理知的な男の――敵意を隠さぬ端正な顔立ちを、書から発生する赤い光が照らしていた。
「さて、まじめな話をいたしましょう。戦闘力のある者が、他種族のリーダーともいえる存在の前で潜伏していた。これはさすがに行き過ぎている。看過できませんね」
「あら、怖い魔導書。異界からのグリモワールね……それも、尋常じゃなく強力な。あたしの考古学レベルじゃまったく理解できない――か。警戒されるのはしゃーないけど、弱い者苛めはおよしなさいってば。あたしじゃそこの幼女様には勝てないんだから。

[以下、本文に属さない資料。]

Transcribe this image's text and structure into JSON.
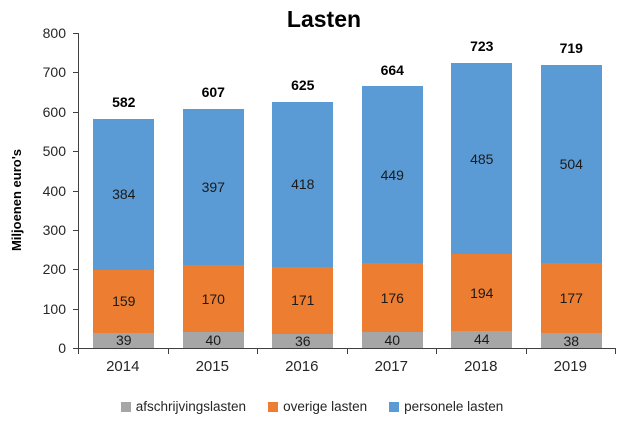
{
  "title": "Lasten",
  "y_axis": {
    "label": "Miljoenen euro's",
    "ticks": [
      0,
      100,
      200,
      300,
      400,
      500,
      600,
      700,
      800
    ]
  },
  "chart_data": {
    "type": "bar",
    "stacked": true,
    "title": "Lasten",
    "ylabel": "Miljoenen euro's",
    "xlabel": "",
    "ylim": [
      0,
      800
    ],
    "grid": false,
    "legend_position": "bottom",
    "categories": [
      "2014",
      "2015",
      "2016",
      "2017",
      "2018",
      "2019"
    ],
    "series": [
      {
        "name": "afschrijvingslasten",
        "color": "#A6A6A6",
        "values": [
          39,
          40,
          36,
          40,
          44,
          38
        ]
      },
      {
        "name": "overige lasten",
        "color": "#ED7D31",
        "values": [
          159,
          170,
          171,
          176,
          194,
          177
        ]
      },
      {
        "name": "personele lasten",
        "color": "#5B9BD5",
        "values": [
          384,
          397,
          418,
          449,
          485,
          504
        ]
      }
    ],
    "totals": [
      582,
      607,
      625,
      664,
      723,
      719
    ]
  }
}
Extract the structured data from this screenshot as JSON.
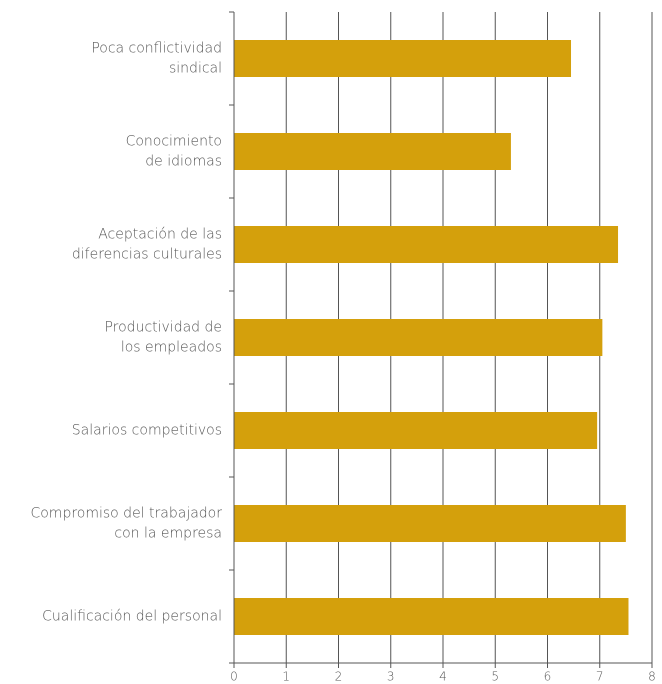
{
  "chart_data": {
    "type": "barh",
    "categories": [
      [
        "Poca conflictividad",
        "sindical"
      ],
      [
        "Conocimiento",
        "de idiomas"
      ],
      [
        "Aceptación de las",
        "diferencias culturales"
      ],
      [
        "Productividad de",
        "los empleados"
      ],
      [
        "Salarios competitivos"
      ],
      [
        "Compromiso del trabajador",
        "con la empresa"
      ],
      [
        "Cualificación del personal"
      ]
    ],
    "values": [
      6.45,
      5.3,
      7.35,
      7.05,
      6.95,
      7.5,
      7.55
    ],
    "color": "#d4a00c",
    "xlim": [
      0,
      8
    ],
    "xticks": [
      0,
      1,
      2,
      3,
      4,
      5,
      6,
      7,
      8
    ],
    "grid": true
  }
}
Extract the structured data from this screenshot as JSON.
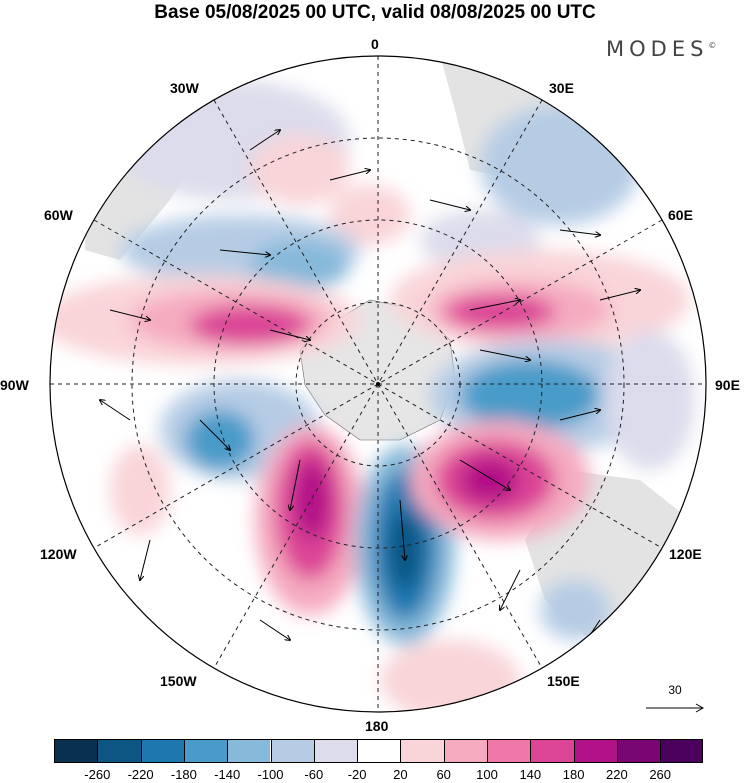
{
  "title": "Base 05/08/2025 00 UTC, valid 08/08/2025 00 UTC",
  "brand": "MODES",
  "brand_mark": "©",
  "longitude_labels": [
    "0",
    "30E",
    "60E",
    "90E",
    "120E",
    "150E",
    "180",
    "150W",
    "120W",
    "90W",
    "60W",
    "30W"
  ],
  "reference_vector": {
    "label": "30"
  },
  "colorbar": {
    "colors": [
      "#08304f",
      "#0d5583",
      "#1d78b0",
      "#4a9bc9",
      "#86b9da",
      "#b6cce5",
      "#dcdcec",
      "#ffffff",
      "#f9d4d8",
      "#f5aac0",
      "#ef78a8",
      "#dc4496",
      "#b31187",
      "#7a0673",
      "#4b005e"
    ],
    "tick_labels": [
      "-260",
      "-220",
      "-180",
      "-140",
      "-100",
      "-60",
      "-20",
      "20",
      "60",
      "100",
      "140",
      "180",
      "220",
      "260"
    ]
  },
  "colors": {
    "land": "#e6e6e6",
    "grid": "#222222"
  }
}
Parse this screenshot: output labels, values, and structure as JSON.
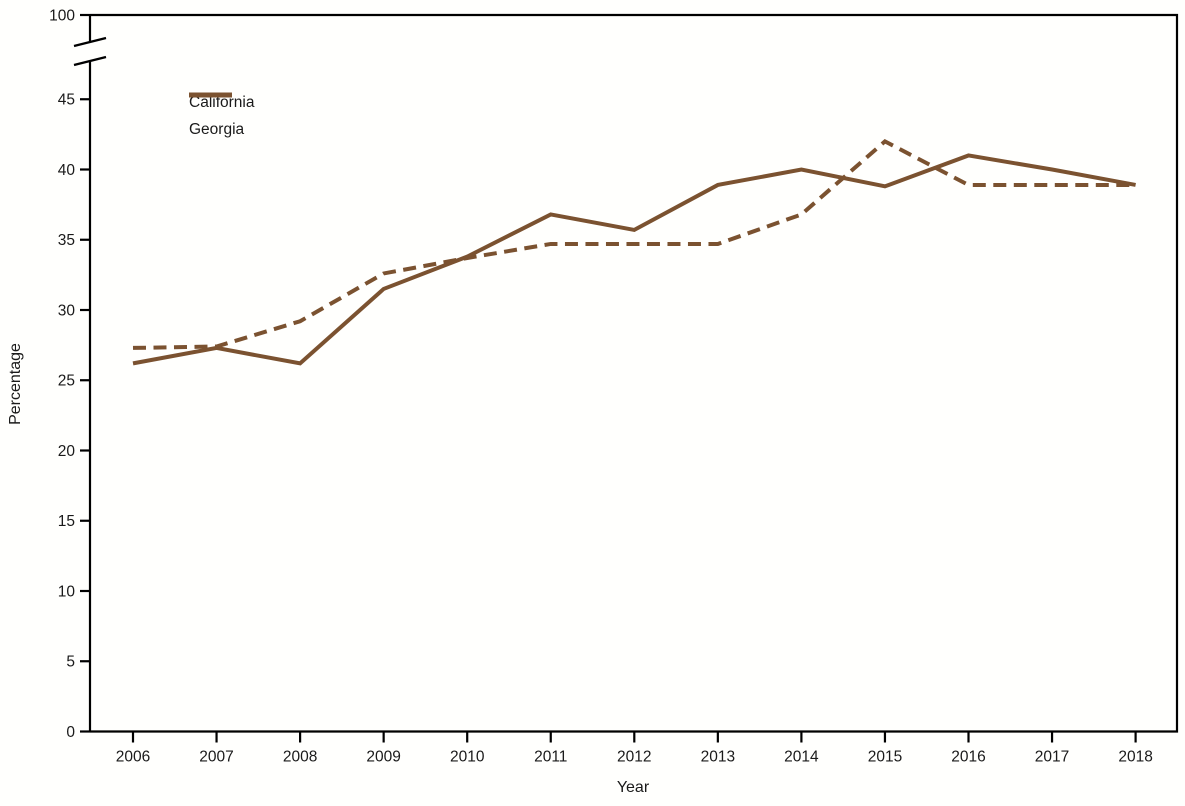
{
  "chart_data": {
    "type": "line",
    "title": "",
    "xlabel": "Year",
    "ylabel": "Percentage",
    "x": [
      2006,
      2007,
      2008,
      2009,
      2010,
      2011,
      2012,
      2013,
      2014,
      2015,
      2016,
      2017,
      2018
    ],
    "series": [
      {
        "name": "California",
        "style": "dashed",
        "values": [
          27.3,
          27.4,
          29.2,
          32.6,
          33.7,
          34.7,
          34.7,
          34.7,
          36.8,
          42.0,
          38.9,
          38.9,
          38.9
        ]
      },
      {
        "name": "Georgia",
        "style": "solid",
        "values": [
          26.2,
          27.3,
          26.2,
          31.5,
          33.8,
          36.8,
          35.7,
          38.9,
          40.0,
          38.8,
          41.0,
          40.0,
          38.9
        ]
      }
    ],
    "y_axis": {
      "ticks": [
        0,
        5,
        10,
        15,
        20,
        25,
        30,
        35,
        40,
        45
      ],
      "break_label": 100,
      "has_break": true,
      "ylim": [
        0,
        47
      ]
    },
    "legend_position": "top-left-inside",
    "grid": false,
    "line_color": "#7B5230",
    "axis_color": "#000000",
    "text_color": "#1a1a1a"
  }
}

無害なのと一緒じゃない?」
魔導書を輝かせようとする戦術師を視線で止め。
幼女教皇マギは言う。
「それで、使者殿」
「ロロナと呼んで頂戴」
「……。使者殿はいったいなんのようなのじゃ」
「あら、呼んではくれないのね。まあいいけど。あの《ダンジョン完全踏破者》の目的をあたし達は知っている。教えてあげるから、取引したいなぁ――なんて」
「何が望みじゃ」
「あいつに先を越されたくないから、あたしたちにもダンジョン塔に入る許可――もらえないかなぁ、なんて。どうかしら?」
ロロナは闇の中で、口紅をキラリと輝かせていた。